Le silence était presque revenu. Seuls des bruits secs, témoignages de l’apparition de nouvelles fissures dans les environs, accompagnaient leurs respirations.

— C’est pas vrai, c’est quoi ce truc ? demanda Ashley le teint rouge.

— Un foutu dieu, cracha le Chasseur. Je croyais que les dieux nordiques s’étaient éteints à la chute d’Yggdrasil.

Sonia jeta à coup d’œil à l’extérieur par une meurtrière avant de secouer sa tête de droite à gauche.

— Je dirais que ce n’est pas le cas.

Son ton gaie, sa joie de vivre, tout avait disparu en un instant. Ses traits raffermis rappelaient à Ashley ceux de Sam lorsqu’il s’apprêtait à engager un combat.

— Si je me fis aux cornes de bouc sur son casque, on a affaire à Heimdall, le mec du feu, le gardien de je sais plus quoi et des portails.

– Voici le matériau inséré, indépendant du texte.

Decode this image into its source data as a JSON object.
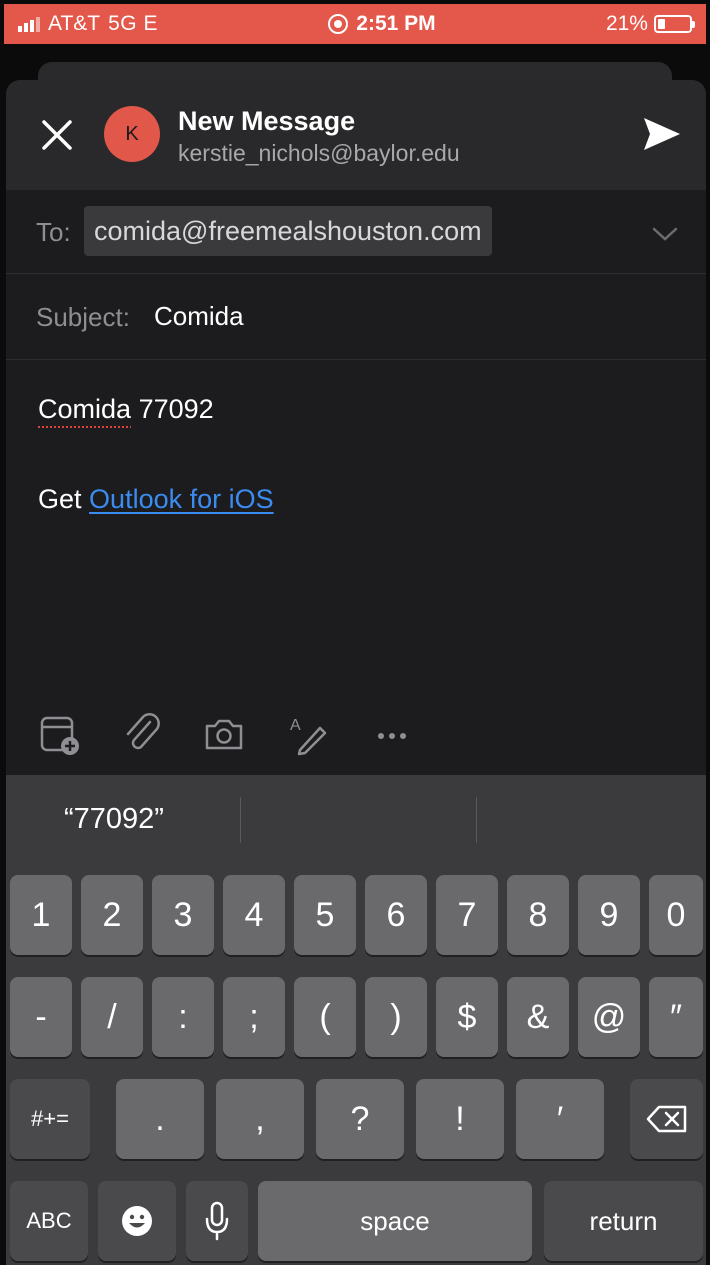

Plusieurs magiciens tiquèrent, dont Yorick.

— Le… mec ?

La dilatation subite des pupilles de Sonia, fixées sur l’extérieur par l’interstice, relégua les tatillonnages au second plan.

— Courez !

La plupart n’avaient pas eu le temps de reprendre leur souffle. Certains, notamment ceux dont la magie maintint les remparts en place, traînaient dans leur sillage une presque imperceptible fumée. Pourtant, l’injonction fut suivie à la lettre, appuyée par des tremblements ainsi qu’un bruit de mouvement rapide et lourd.

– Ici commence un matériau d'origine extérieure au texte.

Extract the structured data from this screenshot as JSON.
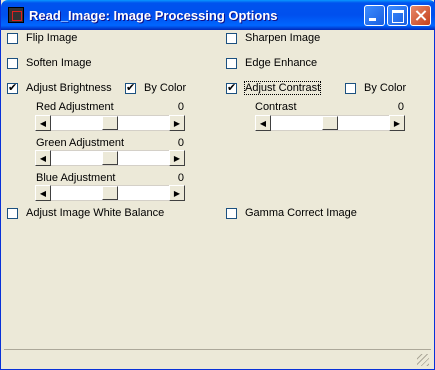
{
  "window": {
    "title": "Read_Image: Image Processing Options"
  },
  "options": {
    "flip_image": {
      "label": "Flip Image",
      "checked": false
    },
    "sharpen_image": {
      "label": "Sharpen Image",
      "checked": false
    },
    "soften_image": {
      "label": "Soften Image",
      "checked": false
    },
    "edge_enhance": {
      "label": "Edge Enhance",
      "checked": false
    },
    "adjust_brightness": {
      "label": "Adjust Brightness",
      "checked": true
    },
    "brightness_by_color": {
      "label": "By Color",
      "checked": true
    },
    "adjust_contrast": {
      "label": "Adjust Contrast",
      "checked": true
    },
    "contrast_by_color": {
      "label": "By Color",
      "checked": false
    },
    "white_balance": {
      "label": "Adjust Image White Balance",
      "checked": false
    },
    "gamma_correct": {
      "label": "Gamma Correct Image",
      "checked": false
    }
  },
  "sliders": {
    "red": {
      "label": "Red Adjustment",
      "value": "0"
    },
    "green": {
      "label": "Green Adjustment",
      "value": "0"
    },
    "blue": {
      "label": "Blue Adjustment",
      "value": "0"
    },
    "contrast": {
      "label": "Contrast",
      "value": "0"
    }
  }
}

Le premier des magiciens qui se risqua au-dehors fut saisi par une main géante revêtue d’un bracelet de force doré, et s’envola dans des cris suppliant de lui venir en aide. La moitié de ses confrères, pour toute réponse, firent demi-tour en direction des marches circulaires qu’ils enjambèrent deux par deux. Les autres lancèrent une vague de sorts. Aucun ne fit mouche, ils se contentèrent de rebondir, d’exploser dans les airs et sur la tour suivante, tour dont les pierres tremblèrent sous les chocs.

Dans un élan de courage, Yorick franchit l’ouverture. Son sortilège ne parvint qu’à retirer la chaussure du pauvre magicien dans la paume du géant.

— Qu’est-on censé faire contre un dieu ?

Samuel jaillit également dans une roulade tout en extirpant son revolver de son holster. Le genou à terre, il tira deux balles qui ne ricochèrent pas contre la peau du géant, mais s’y logèrent en produisant des arcs de cercle électriques.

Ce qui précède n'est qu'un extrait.